I want revenge. I want justice for what happened to me in first year. That was Voldemort’s doing. He used me like I was disposable, and I am NOT disposable. 

I’ll be by your side always, Luna, but I can’t promise to be by Harry’s. Not if he’s practicing dark magic and working with him. I love you, Luna. I just don’t want you to get hurt. Please don’t be mad at me for being protective of you. You were mine first.

Speaking of, Luna, you know that’s not what I meant by “doing” things. Have you? I won’t judge you. Last year I got to bludger status with a boy a year above in Hufflepuff. It was an interesting experience.

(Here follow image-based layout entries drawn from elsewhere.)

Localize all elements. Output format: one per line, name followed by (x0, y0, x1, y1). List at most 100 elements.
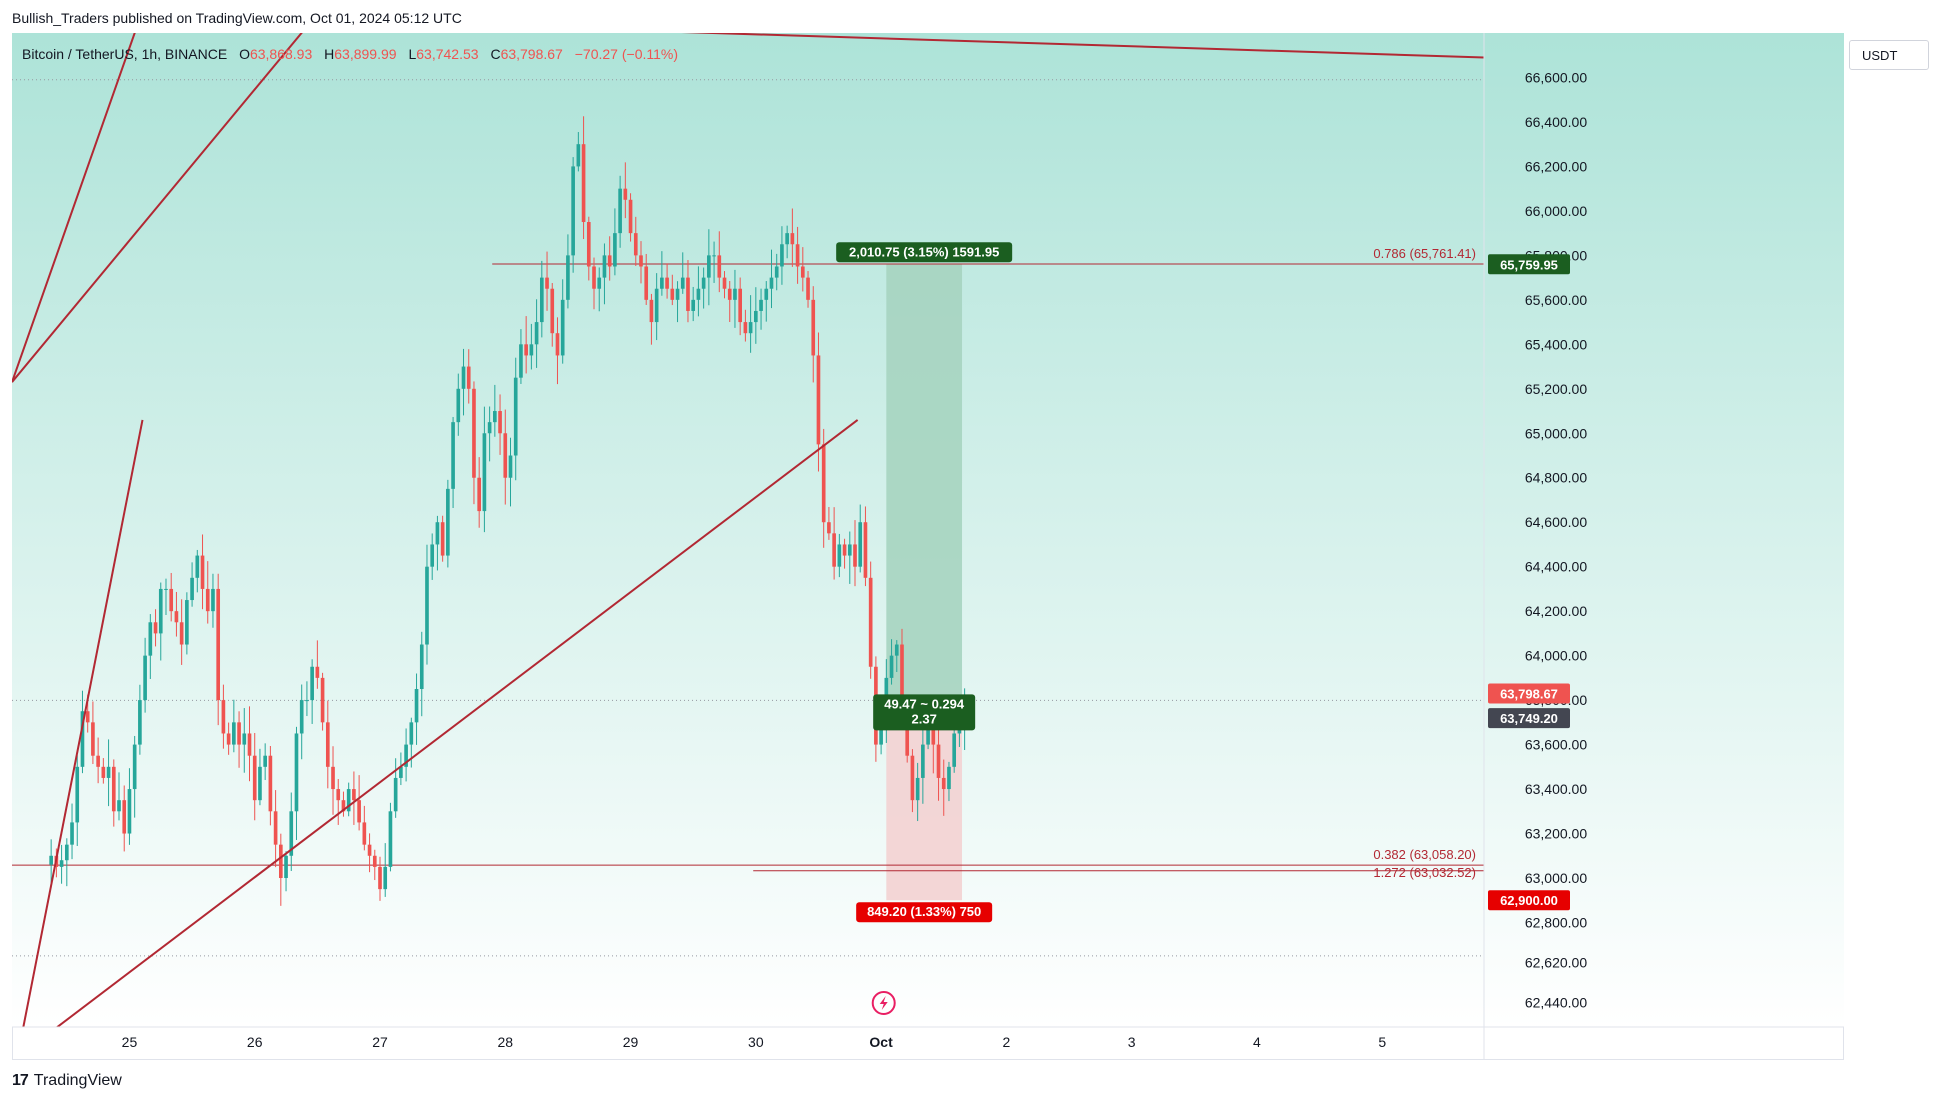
candle (362, 822, 367, 845)
candle (769, 277, 774, 289)
candle (284, 855, 288, 879)
candle (879, 722, 883, 745)
candle (179, 622, 184, 645)
candle (101, 766, 106, 778)
candle (555, 333, 560, 356)
fib-label: 0.786 (65,761.41) (1373, 246, 1476, 261)
candle (305, 700, 309, 702)
candle (759, 299, 763, 311)
y-tick-label: 65,200.00 (1525, 381, 1587, 397)
trendline-rising-upper (12, 33, 303, 383)
candle (273, 811, 278, 845)
x-tick-label: 29 (623, 1034, 639, 1050)
brand-name: TradingView (33, 1072, 122, 1089)
candle (529, 344, 534, 356)
candle (712, 255, 716, 257)
entry-price-tag-bg (1488, 708, 1570, 729)
candle (613, 233, 617, 267)
target-price-tag-text: 65,759.95 (1500, 257, 1558, 272)
change-value: −70.27 (−0.11%) (574, 46, 679, 62)
x-tick-label: 25 (122, 1034, 138, 1050)
profit-label-bg (836, 242, 1013, 263)
candle (571, 166, 575, 256)
footer-brand[interactable]: 17 TradingView (12, 1072, 122, 1090)
y-tick-label: 66,400.00 (1525, 114, 1587, 130)
candle (754, 310, 758, 323)
candle (482, 433, 487, 512)
candle (164, 588, 168, 590)
candle (910, 755, 915, 801)
candle (143, 655, 147, 701)
candle (399, 766, 403, 778)
y-tick-label: 63,400.00 (1525, 781, 1587, 797)
candle (352, 789, 356, 801)
candle (425, 566, 429, 645)
candle (158, 588, 163, 634)
loss-zone (886, 711, 963, 901)
candle (331, 766, 335, 790)
candle (310, 666, 314, 701)
lightning-alert-icon (871, 991, 896, 1015)
candle (743, 322, 748, 334)
candle (91, 722, 95, 756)
candle (404, 744, 408, 767)
candle (764, 288, 769, 300)
candle (513, 377, 518, 456)
target-price-tag: 65,759.95 (1488, 254, 1570, 275)
candle (790, 233, 795, 245)
candle (660, 277, 664, 289)
candle (367, 844, 372, 856)
candle (393, 777, 398, 812)
candle (811, 299, 816, 356)
candle (649, 299, 654, 323)
candle (566, 255, 570, 300)
lightning-bolt (879, 996, 888, 1010)
candle (519, 344, 523, 378)
y-tick-label: 65,600.00 (1525, 292, 1587, 308)
candle (383, 866, 388, 890)
candle (477, 477, 482, 512)
fib-label: 0.382 (63,058.20) (1373, 847, 1476, 862)
candle (205, 588, 210, 612)
candle (487, 422, 492, 434)
candle (931, 722, 936, 745)
candle (503, 433, 508, 478)
low-value: 63,742.53 (416, 46, 479, 62)
candle (320, 677, 325, 723)
high-value: 63,899.99 (334, 46, 397, 62)
candle (581, 144, 586, 223)
candle (456, 388, 461, 423)
low-label: L (408, 46, 417, 62)
candle (592, 266, 596, 289)
candle (247, 733, 252, 756)
close-label: C (490, 46, 501, 62)
candle (138, 700, 142, 745)
ratio-label-bg (873, 694, 976, 731)
trendline-1 (12, 33, 136, 383)
candle (633, 233, 638, 256)
candle (707, 255, 711, 278)
currency-selector[interactable]: USDT (1849, 40, 1929, 70)
candle (216, 588, 221, 701)
candle (534, 322, 539, 345)
y-tick-label: 63,000.00 (1525, 870, 1587, 886)
candle (900, 644, 904, 723)
candle (278, 844, 283, 879)
candle (607, 255, 612, 267)
candle (727, 288, 732, 300)
candle (539, 277, 544, 323)
target-price-tag-bg (1488, 254, 1570, 275)
candle (85, 711, 90, 723)
candle (96, 755, 100, 767)
candle (388, 811, 393, 867)
candle (226, 733, 231, 745)
candle (800, 266, 805, 278)
price-chart[interactable]: 0.786 (65,761.41) 0.382 (63,058.20) 1.272 … (12, 33, 1844, 1060)
x-tick-label: 28 (497, 1034, 513, 1050)
candle (774, 266, 779, 278)
candle (733, 288, 737, 300)
candle (701, 277, 706, 289)
candle (378, 866, 382, 890)
candle (122, 800, 127, 834)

Not entirely horrible, either. I can’t imagine an entire summer with a boyfriend and not doing anything. 

If I do my homework before August, she wins. You know how I hate it when she wins. 

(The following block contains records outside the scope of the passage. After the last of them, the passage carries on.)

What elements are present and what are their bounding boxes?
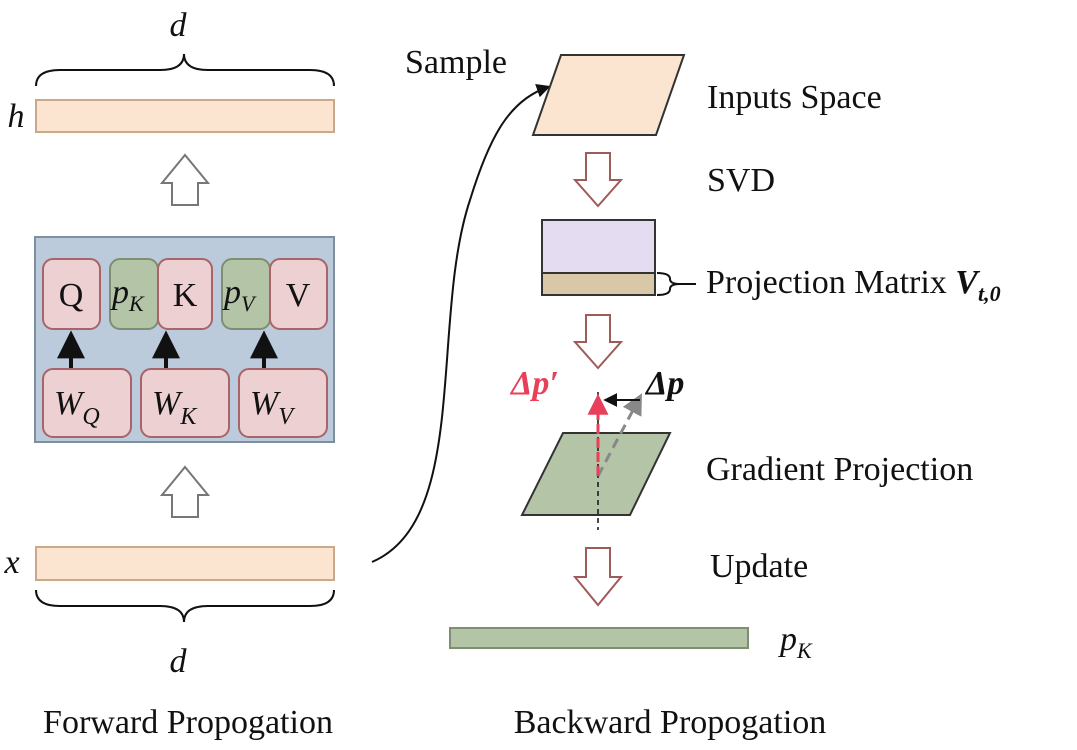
down-arrow-svd [572, 152, 624, 208]
pv-label: pV [222, 274, 257, 316]
h-label: h [8, 98, 25, 135]
svd-label: SVD [707, 162, 775, 199]
v-label: V [286, 277, 311, 314]
backward-caption: Backward Propogation [514, 704, 827, 741]
bottom-dim-label: d [170, 643, 188, 680]
down-arrow-projection [572, 314, 624, 370]
projection-matrix-label: Projection Matrix Vt,0 [706, 264, 1001, 306]
projection-matrix-basis [541, 272, 656, 296]
inputs-space-plane [531, 54, 686, 136]
delta-p-prime-label: Δp′ [509, 365, 559, 402]
pk-label: pK [110, 274, 145, 316]
x-vector-bar [35, 546, 335, 581]
sample-label: Sample [405, 44, 507, 81]
pk-updated-bar [449, 627, 749, 649]
forward-caption: Forward Propogation [43, 704, 333, 741]
top-dim-label: d [170, 7, 188, 44]
q-label: Q [59, 277, 84, 314]
sample-curve-arrow [371, 84, 551, 563]
wk-label: WK [152, 385, 198, 430]
q-box [42, 258, 101, 330]
delta-p-label: Δp [644, 365, 684, 402]
wv-box [238, 368, 328, 438]
inputs-space-label: Inputs Space [707, 79, 882, 116]
wq-label: WQ [54, 385, 100, 430]
x-label: x [3, 544, 19, 581]
up-arrow-bottom [159, 465, 211, 518]
h-vector-bar [35, 99, 335, 133]
wk-box [140, 368, 230, 438]
pk-updated-label: pK [778, 621, 813, 663]
wv-label: WV [250, 385, 295, 430]
bottom-brace [35, 589, 335, 623]
projection-matrix-top [541, 219, 656, 274]
wq-box [42, 368, 132, 438]
projection-matrix-brace [656, 272, 681, 296]
v-box [269, 258, 328, 330]
gradient-projection-plane [520, 432, 672, 516]
up-arrow-top [159, 153, 211, 206]
k-label: K [173, 277, 198, 314]
down-arrow-update [572, 547, 624, 607]
update-label: Update [710, 548, 808, 585]
top-brace [35, 53, 335, 87]
k-box [157, 258, 213, 330]
gradient-projection-label: Gradient Projection [706, 451, 973, 488]
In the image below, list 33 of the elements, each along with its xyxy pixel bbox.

I miss your mum. She was so cool. Do you remember when she let us eat an entire barrel full of toffee apples and we made ourselves sick? Mum was furious, but your mum said that we would always feel that urge until we tried it ourselves and learned from it. 

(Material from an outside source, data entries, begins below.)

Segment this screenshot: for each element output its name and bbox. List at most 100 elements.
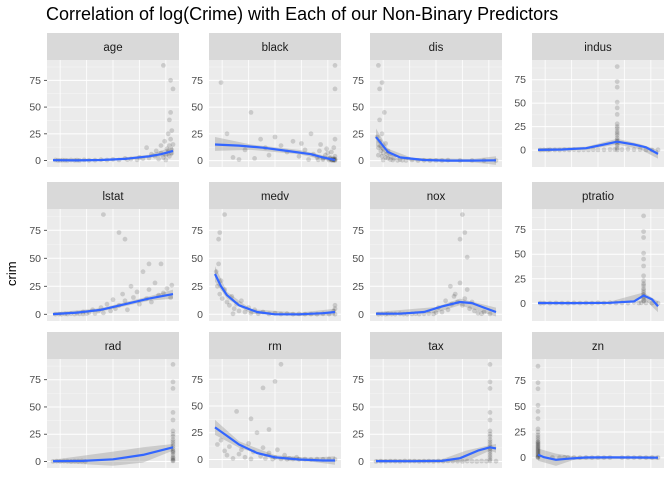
- data-point: [655, 147, 661, 153]
- data-point: [535, 448, 541, 453]
- data-point: [315, 157, 321, 163]
- data-point: [487, 362, 493, 367]
- data-point: [329, 149, 334, 155]
- data-point: [164, 146, 170, 152]
- data-point: [460, 212, 465, 218]
- data-point: [215, 442, 220, 447]
- facet-strip: [209, 33, 341, 60]
- y-tick-label: 50: [514, 401, 526, 413]
- data-point: [170, 437, 176, 443]
- data-point: [487, 417, 493, 423]
- y-tick-label: 50: [191, 253, 203, 265]
- data-point: [457, 236, 463, 242]
- data-point: [614, 147, 620, 153]
- panel-marks: [374, 63, 499, 165]
- smooth-line: [375, 136, 497, 162]
- facet-age: age 0 25 50 75: [29, 33, 179, 167]
- data-point: [641, 256, 646, 262]
- facet-strip: [532, 332, 664, 359]
- data-point: [222, 212, 228, 218]
- data-point: [224, 299, 230, 305]
- data-point: [487, 410, 493, 415]
- data-point: [170, 448, 176, 453]
- data-point: [475, 310, 481, 316]
- data-point: [614, 132, 620, 138]
- facet-strip: [370, 182, 502, 209]
- data-point: [607, 147, 613, 152]
- data-point: [460, 459, 465, 464]
- y-tick-label: 0: [358, 309, 364, 321]
- y-tick-label: 25: [514, 273, 526, 285]
- y-tick-label: 50: [352, 102, 364, 114]
- data-point: [641, 213, 646, 219]
- facet-strip: [209, 182, 341, 209]
- y-tick-label: 75: [191, 75, 203, 87]
- data-point: [144, 145, 150, 151]
- data-point: [170, 439, 176, 445]
- data-point: [487, 311, 493, 317]
- chart-title: Correlation of log(Crime) with Each of o…: [46, 4, 559, 24]
- y-tick-label: 75: [29, 225, 41, 237]
- data-point: [472, 308, 477, 314]
- y-tick-label: 0: [197, 155, 203, 167]
- data-point: [156, 156, 162, 162]
- data-point: [169, 128, 175, 134]
- data-point: [242, 147, 248, 153]
- data-point: [535, 409, 541, 414]
- facet-rm: rm 0 25 50 75: [191, 332, 341, 468]
- y-tick-label: 50: [352, 253, 364, 265]
- y-tick-label: 0: [197, 309, 203, 321]
- data-point: [433, 310, 439, 315]
- y-tick-label: 25: [29, 281, 41, 293]
- y-tick-label: 75: [352, 374, 364, 386]
- data-point: [377, 86, 382, 92]
- data-point: [377, 117, 382, 123]
- data-point: [275, 447, 280, 453]
- facet-strip-label: ptratio: [582, 191, 614, 203]
- data-point: [625, 146, 631, 152]
- data-point: [380, 157, 386, 163]
- data-point: [619, 147, 625, 153]
- y-tick-label: 25: [191, 128, 203, 140]
- y-tick-label: 75: [514, 224, 526, 236]
- data-point: [641, 235, 646, 240]
- data-point: [134, 289, 140, 295]
- y-tick-label: 50: [29, 253, 41, 265]
- data-point: [448, 283, 453, 289]
- data-point: [614, 112, 620, 117]
- data-point: [224, 131, 230, 137]
- facet-ptratio: ptratio 0 25 50 75: [514, 182, 664, 321]
- data-point: [170, 458, 176, 463]
- data-point: [464, 254, 470, 260]
- data-point: [385, 156, 391, 161]
- data-point: [535, 443, 541, 448]
- facet-black: black 0 25 50 75: [191, 33, 341, 167]
- data-point: [535, 402, 541, 408]
- data-point: [376, 145, 381, 151]
- data-point: [278, 143, 284, 149]
- data-point: [614, 130, 620, 136]
- data-point: [535, 386, 541, 392]
- data-point: [158, 261, 164, 267]
- data-point: [383, 141, 388, 146]
- data-point: [439, 309, 445, 315]
- data-point: [535, 440, 541, 446]
- facet-strip-label: tax: [428, 341, 444, 353]
- smooth-line: [376, 300, 497, 315]
- data-point: [116, 230, 122, 235]
- data-point: [535, 438, 541, 444]
- data-point: [487, 437, 493, 443]
- facet-strip-label: rad: [105, 341, 122, 353]
- data-point: [474, 459, 480, 464]
- data-point: [332, 63, 338, 68]
- data-point: [481, 309, 487, 315]
- data-point: [122, 298, 128, 304]
- data-point: [317, 148, 322, 154]
- data-point: [263, 456, 268, 461]
- data-point: [479, 311, 484, 317]
- y-tick-label: 25: [352, 281, 364, 293]
- data-point: [239, 298, 244, 304]
- data-point: [165, 131, 171, 137]
- panel-marks: [213, 212, 338, 317]
- data-point: [239, 447, 244, 453]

I wish I were more brave than I feel. I wish I had the amount of strength that I always imagined myself to have. You’re my genius Guinevere and I’m your brave Lancelot. Do you think I’d be a good Knight? I think so. Maybe we were born too late to have a glorious adventure.

Your brave knight,

Ginny

 

My Illustrious Lancelot,

You’d make a wonderful knight. Do you really think I’d make a good queen? She always was my favorite, I have to admit. For the love of everything, DO NOT call Harry Mordred. I will stab you with your own sword. 

I’d rather not call the upcoming war a glorious adventure. It feels too disrespectful. 

I still haven’t eaten a toffee apple since then. 

No we have not. Besides some small pecks on the lips. Kissing is weird. It’s wet and too soft. I’ve told you this before! Don’t get me wrong, it’s not like I don’t want to do things with him, but… well, we’re just not there yet. I’m not sure we ever will be. But that’s all I’m going to say about this. Please don’t ask about it again. 

I could never be mad at you for being protective of me. I’m protective of you, too. I love you as well. You were the first person to ever understand me, other than Mummy and Daddy. But Harry understands me as well. I love him, Ginny. I really do.

Do your homework, Ginny. Staying on top of your schoolwork is not “letting her win.”

Pig is getting restless. I don’t think he’ll ever come back here with the amount we’re using him today! Poor owl. I don’t think he likes the perfume I’m using. 

Your faithful queen,

Luna

 

My Queen,

Prude. 

But okay, I won’t ask you about it again. 

I’m glad you love him. I really am. But also, he’s just a boy. Don’t forget that.

Yes, I would be letting her win. No homework until August. I respect your choices to sew animal clothing that will most likely be a waste of fabric and time, and you will respect my choices to procrastinate in the name of justice!

Pig hates me, he always has. Big baby. But I reckon you’re right. Mum is no doubt going to bug me about chores soon. We’ll get our own place soon, right? Just you and I, gallivanting about without annoying things like chores to bother us. 

… I know you’re going to ask, so fine. Harry can come too. But he’s in charge of the chores. And he’s not allowed to complain about it. 

Of course Pig hates your perfume. All owls do. I don’t know why you do that to them. Hey, how’d you enchant that bunny to send the letter without getting in trouble? If you’ve found a way to do underage magic without alerting the Ministry and haven’t told me how, I’ll be very cross with you!

Could you send me your history of magic essay? I honestly can’t remember anything from last year. 

Yours and not Harry’s, 

Ginny

 

Mine but not only mine because I’m not possessive like you,

I’ve enclosed my essay. I finished it the second day Harry was here. He’s really rather good in this subject. 

I did get in trouble. I got a letter a couple minutes ago. But it was only my second warning. Harry’s going to be livid, and I can’t even hide it because he’ll find it with the amount of cleaning he’s done. 

He’ll be fine with the chores, but we have to pitch in sometimes, Ginny. I like the idea of us three having our own place. I’m going to sew lace curtains in anticipation!